2. Der aufgezeigte Mangel zwingt auch zur Aufhebung der Verurteilung wegen tateinheitlich begangener gefährlicher Körperverletzung (vgl. BGH, Beschluss vom 27. Juni 2000 - 4 StR 211/00; Gericke in KK-StPO, 7. Aufl., § 353 Rn. 12 mwN), sodass es nicht darauf ankommt, ob das Landgericht rechtsfehlerfrei von einer Körperverletzung mittels eines hinterlistigen Überfalls gemäß § 224 Abs. 1 Nr. 3 StGB ausgegangen ist.

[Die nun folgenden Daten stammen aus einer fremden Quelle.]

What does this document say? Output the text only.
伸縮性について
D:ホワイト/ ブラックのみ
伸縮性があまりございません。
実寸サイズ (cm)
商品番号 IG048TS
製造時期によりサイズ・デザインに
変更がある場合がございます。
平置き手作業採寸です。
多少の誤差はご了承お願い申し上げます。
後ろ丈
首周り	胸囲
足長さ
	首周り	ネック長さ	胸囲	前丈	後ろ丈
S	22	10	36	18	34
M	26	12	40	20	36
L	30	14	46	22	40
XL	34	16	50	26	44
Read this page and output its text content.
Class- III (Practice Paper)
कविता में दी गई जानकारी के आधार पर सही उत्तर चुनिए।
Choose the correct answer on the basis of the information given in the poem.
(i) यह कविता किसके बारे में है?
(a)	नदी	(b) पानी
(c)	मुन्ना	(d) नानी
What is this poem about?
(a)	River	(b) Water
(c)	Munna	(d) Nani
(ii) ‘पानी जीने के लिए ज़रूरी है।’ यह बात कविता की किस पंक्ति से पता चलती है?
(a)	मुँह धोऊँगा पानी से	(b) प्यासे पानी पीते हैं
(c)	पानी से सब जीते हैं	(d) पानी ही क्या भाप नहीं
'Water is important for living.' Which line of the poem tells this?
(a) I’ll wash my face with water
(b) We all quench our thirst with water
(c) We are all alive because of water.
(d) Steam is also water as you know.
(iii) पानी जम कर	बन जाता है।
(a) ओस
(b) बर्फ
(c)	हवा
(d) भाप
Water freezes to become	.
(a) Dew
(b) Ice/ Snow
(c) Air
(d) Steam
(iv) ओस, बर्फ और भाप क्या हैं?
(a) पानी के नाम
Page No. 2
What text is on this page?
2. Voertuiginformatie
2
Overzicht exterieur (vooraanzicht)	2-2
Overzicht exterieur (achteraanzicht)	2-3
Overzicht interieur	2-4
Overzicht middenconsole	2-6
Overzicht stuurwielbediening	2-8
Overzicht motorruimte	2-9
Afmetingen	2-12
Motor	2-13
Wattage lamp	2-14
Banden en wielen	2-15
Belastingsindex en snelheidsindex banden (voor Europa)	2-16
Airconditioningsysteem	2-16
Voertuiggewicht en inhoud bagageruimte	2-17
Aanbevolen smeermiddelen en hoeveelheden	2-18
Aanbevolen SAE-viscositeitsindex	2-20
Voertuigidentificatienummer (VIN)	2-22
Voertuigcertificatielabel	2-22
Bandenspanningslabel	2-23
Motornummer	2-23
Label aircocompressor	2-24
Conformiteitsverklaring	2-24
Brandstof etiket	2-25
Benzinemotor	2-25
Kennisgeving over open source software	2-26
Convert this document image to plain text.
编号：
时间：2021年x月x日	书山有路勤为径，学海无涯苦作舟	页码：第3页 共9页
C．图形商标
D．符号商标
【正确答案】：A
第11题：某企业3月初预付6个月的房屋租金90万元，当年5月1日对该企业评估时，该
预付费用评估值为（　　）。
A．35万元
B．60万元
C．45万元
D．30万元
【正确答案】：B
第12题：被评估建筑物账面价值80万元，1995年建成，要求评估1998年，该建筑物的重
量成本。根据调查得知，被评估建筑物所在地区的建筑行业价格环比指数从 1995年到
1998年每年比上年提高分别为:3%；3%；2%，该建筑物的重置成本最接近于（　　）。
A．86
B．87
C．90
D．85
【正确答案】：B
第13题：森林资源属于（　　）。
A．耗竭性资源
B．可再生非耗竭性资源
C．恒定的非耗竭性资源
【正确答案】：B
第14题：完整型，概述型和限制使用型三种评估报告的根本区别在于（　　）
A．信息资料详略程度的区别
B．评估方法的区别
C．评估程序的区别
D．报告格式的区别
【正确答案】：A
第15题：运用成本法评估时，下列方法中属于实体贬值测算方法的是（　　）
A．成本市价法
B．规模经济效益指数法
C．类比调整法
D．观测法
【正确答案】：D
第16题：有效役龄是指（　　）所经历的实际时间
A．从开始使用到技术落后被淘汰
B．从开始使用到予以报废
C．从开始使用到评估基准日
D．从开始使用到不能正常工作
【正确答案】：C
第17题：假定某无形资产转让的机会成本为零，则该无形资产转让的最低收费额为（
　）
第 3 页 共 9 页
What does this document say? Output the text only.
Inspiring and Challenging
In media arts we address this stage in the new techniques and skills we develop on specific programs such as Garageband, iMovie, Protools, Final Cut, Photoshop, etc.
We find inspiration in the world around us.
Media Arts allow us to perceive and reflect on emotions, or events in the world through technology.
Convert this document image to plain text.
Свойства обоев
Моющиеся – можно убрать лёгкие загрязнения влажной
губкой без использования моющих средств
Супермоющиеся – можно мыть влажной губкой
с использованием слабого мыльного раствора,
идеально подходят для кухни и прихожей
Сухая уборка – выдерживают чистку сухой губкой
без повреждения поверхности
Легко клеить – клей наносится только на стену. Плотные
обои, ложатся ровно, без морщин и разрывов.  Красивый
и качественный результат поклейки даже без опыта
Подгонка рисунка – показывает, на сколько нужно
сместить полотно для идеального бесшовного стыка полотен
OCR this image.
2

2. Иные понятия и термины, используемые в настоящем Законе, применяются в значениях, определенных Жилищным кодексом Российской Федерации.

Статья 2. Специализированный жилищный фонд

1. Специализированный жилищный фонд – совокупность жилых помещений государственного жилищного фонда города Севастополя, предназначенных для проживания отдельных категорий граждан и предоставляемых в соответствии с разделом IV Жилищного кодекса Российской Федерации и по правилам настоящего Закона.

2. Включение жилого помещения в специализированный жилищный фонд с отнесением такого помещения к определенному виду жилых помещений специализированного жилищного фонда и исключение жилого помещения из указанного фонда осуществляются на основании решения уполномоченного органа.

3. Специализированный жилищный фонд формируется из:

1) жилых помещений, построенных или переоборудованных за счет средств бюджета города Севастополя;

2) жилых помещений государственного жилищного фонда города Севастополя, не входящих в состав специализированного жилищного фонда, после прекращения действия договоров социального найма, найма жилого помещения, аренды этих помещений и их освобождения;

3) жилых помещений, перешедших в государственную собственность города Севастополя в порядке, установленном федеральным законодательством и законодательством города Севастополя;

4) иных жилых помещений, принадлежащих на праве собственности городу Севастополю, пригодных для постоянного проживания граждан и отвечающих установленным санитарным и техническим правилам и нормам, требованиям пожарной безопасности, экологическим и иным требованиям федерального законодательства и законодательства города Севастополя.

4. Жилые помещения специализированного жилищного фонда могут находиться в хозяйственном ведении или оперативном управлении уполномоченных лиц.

Die Sache bedarf daher neuer Verhandlung und Entscheidung. Für die neue Hauptverhandlung weist der Senat darauf hin, dass es sich empfehlen dürfte, die Herkunft der Tatwaffe zu klären. Jedenfalls ist der Zeitpunkt zu bestimmen, zu dem der Angeklagte (spätestens) den Fleischspieß in seiner Kleidung verborgen hat. Auch erscheint es ohne nähere Erläuterung widersprüchlich, wenn der Tatrichter davon ausgeht, der Angeklagte habe zumindest ein Gespräch mit seiner Ehefrau erzwingen wollen (UA 9), in der Beweiswürdigung jedoch zur Widerlegung der einen Tötungsvorsatz bestreitenden Einlassung des Angeklagten maßgeblich darauf abhebt, der Angeklagte habe in Kenntnis des Arbeitsbeginns seiner Ehefrau gewusst, dass für ein klärendes Gespräch gar keine Zeit gewesen sei (UA 19).